不,准确来说,这段记忆才是她下界后碰到裴之彻的真实记忆。
什么“救命之恩”?不过是一方妖王仗着她初来乍到、毫无防备,便装成一株柔弱的小草妖来唬她、捉弄她。
裴之彻看着她眼底的情绪变化,笑意更甚:“呀,仙子记起来了呢。那您是不是也记起您最开始说的那句话了?总想着一走了之,岂不算是背信弃义?”
“裴之彻。”
素朝试着平复自己的心绪,不能被他牵着鼻子走。
“嗯,仙子您想说什么?”裴之彻摆出一副谦卑有礼的姿态。
她神情冷静,镇定地开口:“你想从我这里得到什么?乐趣?可你这几日明明将我晾在偏殿,压根见不上什么面。

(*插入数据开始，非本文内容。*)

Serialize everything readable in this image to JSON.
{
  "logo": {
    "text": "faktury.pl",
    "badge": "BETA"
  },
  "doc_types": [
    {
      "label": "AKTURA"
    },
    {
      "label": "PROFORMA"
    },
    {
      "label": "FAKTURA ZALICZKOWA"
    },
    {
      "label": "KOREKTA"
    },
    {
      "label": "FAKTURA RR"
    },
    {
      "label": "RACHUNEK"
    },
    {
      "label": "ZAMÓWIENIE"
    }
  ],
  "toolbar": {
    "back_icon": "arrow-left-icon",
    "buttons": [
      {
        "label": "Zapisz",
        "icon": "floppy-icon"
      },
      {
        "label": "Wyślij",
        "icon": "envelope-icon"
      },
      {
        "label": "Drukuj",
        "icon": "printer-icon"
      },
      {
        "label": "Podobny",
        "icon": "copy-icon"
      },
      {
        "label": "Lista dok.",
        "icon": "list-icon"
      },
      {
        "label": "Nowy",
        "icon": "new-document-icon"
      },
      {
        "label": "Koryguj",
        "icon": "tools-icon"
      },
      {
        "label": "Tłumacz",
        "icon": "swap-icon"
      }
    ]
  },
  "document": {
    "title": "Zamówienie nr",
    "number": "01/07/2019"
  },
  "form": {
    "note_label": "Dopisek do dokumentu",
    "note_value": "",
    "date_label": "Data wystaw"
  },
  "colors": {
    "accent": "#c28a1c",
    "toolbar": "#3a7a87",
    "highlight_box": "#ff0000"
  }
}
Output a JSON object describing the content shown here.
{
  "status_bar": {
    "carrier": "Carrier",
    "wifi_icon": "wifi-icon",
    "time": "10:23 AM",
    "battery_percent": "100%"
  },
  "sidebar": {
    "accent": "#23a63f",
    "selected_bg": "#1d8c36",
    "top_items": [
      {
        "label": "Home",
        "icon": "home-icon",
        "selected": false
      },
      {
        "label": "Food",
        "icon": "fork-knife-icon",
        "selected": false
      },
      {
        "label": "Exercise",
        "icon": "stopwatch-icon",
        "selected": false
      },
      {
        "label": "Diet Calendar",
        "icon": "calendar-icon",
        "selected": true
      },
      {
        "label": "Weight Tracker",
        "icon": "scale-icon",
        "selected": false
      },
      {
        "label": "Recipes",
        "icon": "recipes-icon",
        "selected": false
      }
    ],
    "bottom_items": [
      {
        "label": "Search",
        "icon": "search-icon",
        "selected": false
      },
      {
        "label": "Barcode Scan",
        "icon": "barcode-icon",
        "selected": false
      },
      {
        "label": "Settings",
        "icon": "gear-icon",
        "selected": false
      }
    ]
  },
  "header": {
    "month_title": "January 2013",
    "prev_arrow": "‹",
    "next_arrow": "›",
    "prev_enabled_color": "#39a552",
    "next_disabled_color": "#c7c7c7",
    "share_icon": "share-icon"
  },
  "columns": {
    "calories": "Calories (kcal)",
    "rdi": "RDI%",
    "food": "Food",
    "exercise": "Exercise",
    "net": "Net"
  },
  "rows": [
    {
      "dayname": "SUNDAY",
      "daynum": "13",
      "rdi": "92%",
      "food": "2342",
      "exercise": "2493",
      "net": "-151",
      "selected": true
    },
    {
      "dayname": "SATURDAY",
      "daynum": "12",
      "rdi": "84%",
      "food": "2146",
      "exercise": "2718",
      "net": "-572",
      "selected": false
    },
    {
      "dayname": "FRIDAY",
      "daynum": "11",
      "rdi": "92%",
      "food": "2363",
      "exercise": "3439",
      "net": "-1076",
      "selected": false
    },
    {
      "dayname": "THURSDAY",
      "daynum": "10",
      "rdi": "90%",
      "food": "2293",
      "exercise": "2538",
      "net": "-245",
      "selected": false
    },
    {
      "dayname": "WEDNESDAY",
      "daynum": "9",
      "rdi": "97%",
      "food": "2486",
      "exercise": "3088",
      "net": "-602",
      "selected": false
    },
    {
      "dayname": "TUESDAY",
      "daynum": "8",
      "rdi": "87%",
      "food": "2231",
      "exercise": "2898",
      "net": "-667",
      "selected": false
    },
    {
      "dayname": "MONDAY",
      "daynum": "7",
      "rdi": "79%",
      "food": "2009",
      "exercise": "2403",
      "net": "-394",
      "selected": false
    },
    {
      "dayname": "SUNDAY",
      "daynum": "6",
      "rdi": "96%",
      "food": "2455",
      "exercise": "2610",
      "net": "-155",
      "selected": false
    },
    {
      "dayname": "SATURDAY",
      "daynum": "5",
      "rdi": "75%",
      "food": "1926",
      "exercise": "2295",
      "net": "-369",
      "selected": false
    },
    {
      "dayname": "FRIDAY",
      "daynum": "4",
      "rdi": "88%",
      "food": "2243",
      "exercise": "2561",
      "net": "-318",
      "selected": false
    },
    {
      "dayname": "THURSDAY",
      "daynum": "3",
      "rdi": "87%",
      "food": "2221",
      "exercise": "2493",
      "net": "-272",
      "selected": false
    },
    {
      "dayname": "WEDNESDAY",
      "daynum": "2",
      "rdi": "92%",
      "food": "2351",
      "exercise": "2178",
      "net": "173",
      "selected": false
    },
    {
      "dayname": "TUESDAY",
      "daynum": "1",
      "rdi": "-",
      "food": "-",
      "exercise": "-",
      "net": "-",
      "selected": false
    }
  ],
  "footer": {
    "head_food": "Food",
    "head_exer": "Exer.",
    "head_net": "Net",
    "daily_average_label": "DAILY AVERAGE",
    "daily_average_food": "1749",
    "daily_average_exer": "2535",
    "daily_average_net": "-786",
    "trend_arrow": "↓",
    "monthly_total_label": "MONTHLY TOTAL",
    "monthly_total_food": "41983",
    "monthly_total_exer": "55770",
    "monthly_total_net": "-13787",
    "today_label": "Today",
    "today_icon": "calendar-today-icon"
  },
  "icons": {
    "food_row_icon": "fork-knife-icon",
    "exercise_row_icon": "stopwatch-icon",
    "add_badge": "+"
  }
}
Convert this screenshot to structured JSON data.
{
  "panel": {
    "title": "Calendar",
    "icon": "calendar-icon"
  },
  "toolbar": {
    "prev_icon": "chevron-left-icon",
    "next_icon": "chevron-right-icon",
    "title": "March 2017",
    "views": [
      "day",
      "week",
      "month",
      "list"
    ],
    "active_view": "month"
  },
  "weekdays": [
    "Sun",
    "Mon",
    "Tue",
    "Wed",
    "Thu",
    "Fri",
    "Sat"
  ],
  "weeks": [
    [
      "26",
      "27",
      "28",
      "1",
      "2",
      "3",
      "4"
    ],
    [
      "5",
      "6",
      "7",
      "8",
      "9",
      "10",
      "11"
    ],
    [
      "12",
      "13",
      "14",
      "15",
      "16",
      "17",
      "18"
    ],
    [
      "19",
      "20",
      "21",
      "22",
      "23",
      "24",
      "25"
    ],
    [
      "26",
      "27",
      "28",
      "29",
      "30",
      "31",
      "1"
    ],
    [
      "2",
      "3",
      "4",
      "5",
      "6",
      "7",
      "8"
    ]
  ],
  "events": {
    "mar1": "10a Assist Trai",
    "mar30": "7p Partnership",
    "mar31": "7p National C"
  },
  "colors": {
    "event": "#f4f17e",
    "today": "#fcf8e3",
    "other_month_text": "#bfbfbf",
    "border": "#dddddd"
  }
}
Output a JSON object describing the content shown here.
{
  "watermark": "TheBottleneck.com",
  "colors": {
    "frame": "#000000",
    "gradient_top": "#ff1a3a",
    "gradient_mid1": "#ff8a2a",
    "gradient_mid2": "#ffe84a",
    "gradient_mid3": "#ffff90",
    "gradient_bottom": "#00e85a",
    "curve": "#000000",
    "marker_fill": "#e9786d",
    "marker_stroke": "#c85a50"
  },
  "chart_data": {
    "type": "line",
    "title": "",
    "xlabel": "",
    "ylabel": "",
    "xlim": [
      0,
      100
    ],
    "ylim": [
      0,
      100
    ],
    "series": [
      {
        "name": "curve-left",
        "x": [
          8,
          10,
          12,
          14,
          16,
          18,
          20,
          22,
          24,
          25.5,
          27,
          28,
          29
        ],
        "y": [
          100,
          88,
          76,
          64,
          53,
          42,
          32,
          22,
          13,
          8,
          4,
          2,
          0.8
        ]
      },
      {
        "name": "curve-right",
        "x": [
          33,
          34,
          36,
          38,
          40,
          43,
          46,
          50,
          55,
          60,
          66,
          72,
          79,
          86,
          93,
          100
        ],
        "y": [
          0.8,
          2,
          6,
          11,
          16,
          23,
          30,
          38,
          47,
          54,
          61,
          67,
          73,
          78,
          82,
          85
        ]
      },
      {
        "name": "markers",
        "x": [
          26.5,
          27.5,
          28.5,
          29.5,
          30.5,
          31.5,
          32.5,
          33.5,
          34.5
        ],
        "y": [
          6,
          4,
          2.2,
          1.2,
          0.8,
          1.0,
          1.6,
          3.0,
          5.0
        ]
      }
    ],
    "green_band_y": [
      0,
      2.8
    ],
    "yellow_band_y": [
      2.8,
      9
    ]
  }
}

“那是我?也不太可能。你实力高出我那么多,想要做什么,我全然没有还手的余地。
“那么,还是跟对付裴禄有关?你之前那套说辞太假了,我不相信。”
“哦?”裴之彻微微抬眉,动作亲昵地拢了拢她鬓边的碎发,“仙子何出此言,说来听听。”
素朝没再避开,随他去了。
她斟酌着说辞,慢慢道来:“一者,你说你未必会输给他——赢得轻松,和付出惨痛代价的胜出是两码事。你既然按兵不动,那便是有所顾忌。”
毕竟秋生不是说,这家伙吩咐他看好自己,是为了避免被裴禄发现?那便是有所忌惮。
裴之彻饶有兴致地勾唇轻笑,歪头反问:“为何不能是本座仍旧念及养育之恩?我的生父嫌弃我孱弱,将我丢在极渊海的一块礁石上,任由我自生自灭,没有裴禄救我,我活不下来——在仙子眼中,此恩情不能算一个尚且合理的说辞?”
“若是念及养育之恩,你会对尚且尊重的长辈直呼其名?再者,承渊山那些小妖身上大多都有旧伤,应该跟裴禄有关。可极渊海之内还有妖族受害,你既然救下一部分,便是心存善心。就算刚开始念及情分不忍,现如今也早就有所取舍了吧。”
“妖族哪来那么多规矩和礼节?仙子莫要以人仙之心度吾妖族之腹。”裴之彻无所谓地摇了摇头,微微低头将手上的那副狸猫面具挂在她腰上。
素朝便顺着他的话往下说去:“是啊,妖族哪来那么多顾忌,打得赢就不会做藏头乌龟。你们确实不看重礼节规矩,但作为一方妖王,便要行庇护之举。不然这个‘妖王’之位,你配不上。”
“……激将法于我无用。”裴之彻无动于衷,只淡淡道。
她微仰起脸,伸手拽住他的袖口,语气无比真挚道:“裴之彻,我并非是因自己深陷囹圄,便抛出此事用做筹码,而是真真切切想要帮你们救下那些无辜受害的妖族。”
素朝顿了顿,又接着道:“当然,我也希望此事了结,妖王大人能高抬贵手,放小仙回天复命。”
“好啊——”
裴之彻忽地抬手碰上她的面颊,视线在她的眉眼寸寸描摹而过。
月华如水透亮,照亮这一隅之地。
“听仙子猜来猜去,却一直猜不到缘由,小妖也觉过分为难于您了。其实,留下仙子的原因很简单。”
他揭下覆面的面具,指腹压上她的唇角,扣着她的下颔,用力贴了上来。
唇与唇相触的那一瞬,素朝大脑一片空白。
浅尝辄止,是一个极度简单的吻。
裴之彻离开她方寸,漆黑的眸中藏在她看不明道不清的神色,笑语道:“仙子可以离开了,请吧。”
他俯身捡起脚边的花灯,递到她手心,随即往后退去一步,没入一片阴影。
素朝怔然看着他消失在原地,妖气向承渊山的方向而去,不过片刻便感应不到一丝一毫。
她拿起腰上挂着的那面具,流光闪过,掌心只剩下一根鲜红如火的红绳。
不是什么法器,再普通不过。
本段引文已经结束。